The hotel companies would love to be able to offer properties not currently in their portfolio. The casino companies finally realize no matter how deep their databases are, they don’t even come close to the number of eyeballs that check out hotel sites.
Take The Cosmopolitan, which opens Center Strip on December 15. The company is partnering with Marriott International and has entered into a distribution agreement with the hotel company’s Autograph Collection, a portfolio of upper-upscale and luxury independent hotels and resorts. More importantly, it gives CEO John Unwin and his team access to 33 million Marriott Rewards members, which should help level the playing field in a tight market.

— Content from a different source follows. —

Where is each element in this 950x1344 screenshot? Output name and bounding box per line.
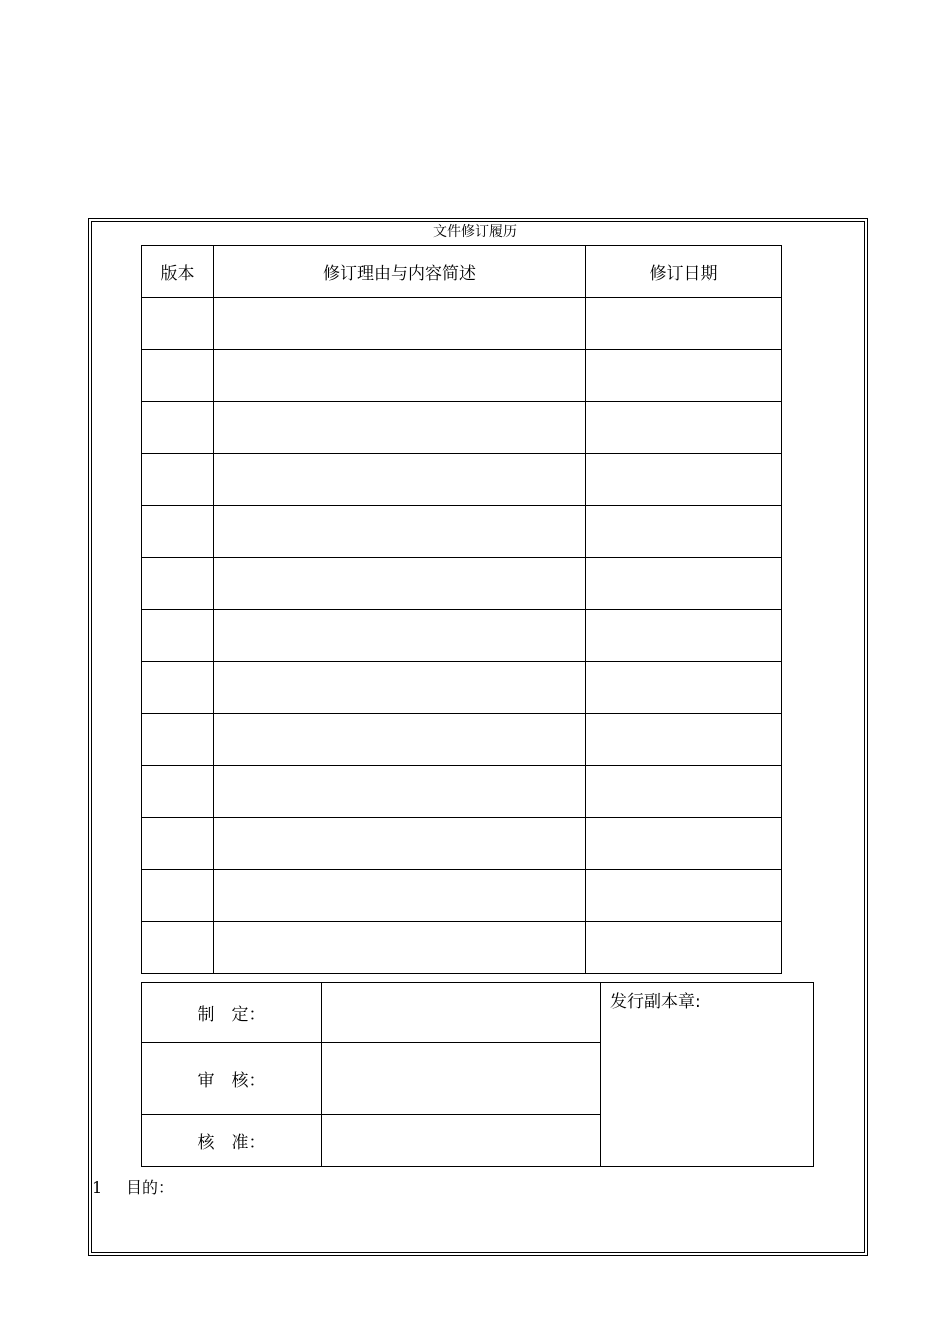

“Marriott International has the best engineered distribution system in the business. This gives us opportunity to utilize that system, as well as a great enterprise sales team of execs that will be selling our product to group and convention customers,” said Unwin.
Marriott International’s President & COO Arne Sorenson is equally bullish on this deal, he told us. “We are very thrilled to have them as the biggest hotel in our system. I think we have many customers interested in going to Las Vegas and us being able to welcome them to a hotel on The Strip is important. Additionally, of the group customers we have had over the years, many go to Vegas regularly. It has become a destination that belongs on the rotation of many meeting shops and this gives them something now center-Strip,” said Sorenson.
Boiling it down further, it’s just smart business and something that should have been done years ago.
“The alliance with the Las Vegas Sands Corp. and IHG’s InterContinental brand creates a shared opportunity to give our guests access to leading luxury resorts in Las Vegas,” said Jim Abrahamson, IHG’s president for the Americas.